Around the middle of our week-long trip to Ireland, we spent a morning at the Flying Boat Museum in Foynes, near Limerick. I know almost nothing about seaplanes, except what I learned when visiting the Spruce Goose when it was still in Long Beach, CA, when I was a kid. So this museum didn’t sound that interesting to me when I first read about it in our itinerary, but it turned out to be one of my favorite excursions.
Because Foynes is situated on a large, calm harbor, it was a natural choice for a flying boat airport. In 1939, this small town (population: around 600!) was where the first commercial passenger flight direct from the USA to Europe landed. The Pan Am Yankee Clipper touched down on July 9 of that year. The museum is housed in the original terminal building, and a full-scale replica of the Yankee Clipper was built for the museum in 2006.

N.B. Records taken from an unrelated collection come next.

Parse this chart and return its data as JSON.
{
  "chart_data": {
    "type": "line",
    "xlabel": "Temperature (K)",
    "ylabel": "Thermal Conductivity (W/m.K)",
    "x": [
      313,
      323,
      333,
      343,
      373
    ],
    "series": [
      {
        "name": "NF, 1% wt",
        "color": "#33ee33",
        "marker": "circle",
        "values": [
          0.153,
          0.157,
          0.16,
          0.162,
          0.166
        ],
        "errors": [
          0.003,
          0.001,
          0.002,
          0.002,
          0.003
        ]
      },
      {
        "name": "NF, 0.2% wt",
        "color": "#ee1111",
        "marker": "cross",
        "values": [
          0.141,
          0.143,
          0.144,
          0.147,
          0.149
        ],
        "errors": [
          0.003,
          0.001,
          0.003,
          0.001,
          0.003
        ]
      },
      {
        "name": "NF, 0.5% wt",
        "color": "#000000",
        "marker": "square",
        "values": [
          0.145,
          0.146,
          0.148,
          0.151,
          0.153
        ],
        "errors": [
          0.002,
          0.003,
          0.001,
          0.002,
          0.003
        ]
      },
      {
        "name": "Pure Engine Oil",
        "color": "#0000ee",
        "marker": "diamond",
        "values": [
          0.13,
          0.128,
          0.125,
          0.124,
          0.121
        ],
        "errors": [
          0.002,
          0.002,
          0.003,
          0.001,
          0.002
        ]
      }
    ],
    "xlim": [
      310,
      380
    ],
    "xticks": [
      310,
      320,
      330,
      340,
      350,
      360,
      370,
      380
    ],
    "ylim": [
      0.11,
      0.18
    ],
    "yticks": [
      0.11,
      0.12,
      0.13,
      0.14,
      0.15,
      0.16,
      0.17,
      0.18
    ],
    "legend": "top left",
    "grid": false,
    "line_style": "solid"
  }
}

One thing that struck me when inside the Clipper replica was how luxurious air travel was in the late 30s and 40s. The dining room, with its white cloth-covered tables, must have been modeled after dining cars on trains. The seats in the cabin were wide and comfy-looking, and two facing seats could be extended to make a bed. Every passenger had his own bed. I mean, the kind of bed you can actually lie down on. You could pretty much bring whatever luggage you wanted on board too. Those were the days when people traveled with trunks and didn’t have to worry about cramming everything inside carry-on bags. I’m tall, so one of the hardest things about flying for me is the lack of leg room. I could really get used to travelling on the Yankee Clipper. Of course, the price of a ticket could probably buy you a small house.
It was damp and chilly inside, and the woman showing us the replica said the plane was very cold in flight. It smelled a little musty too. Flights were long by today’s standards. A flight from Foynes to New York took 25 hours, 40 minutes.
Foynes is also the birthplace of Irish Coffee. The chef in the terminal’s coffee shop, Joe Sheridan, noticed how cold passengers were in the waiting room. He decided to warm everyone up by fortifying coffee with Irish whiskey. After we walked through the replica, we had a demonstration of how to make Irish Coffee, and my friend and I drank one. Boy, does it work.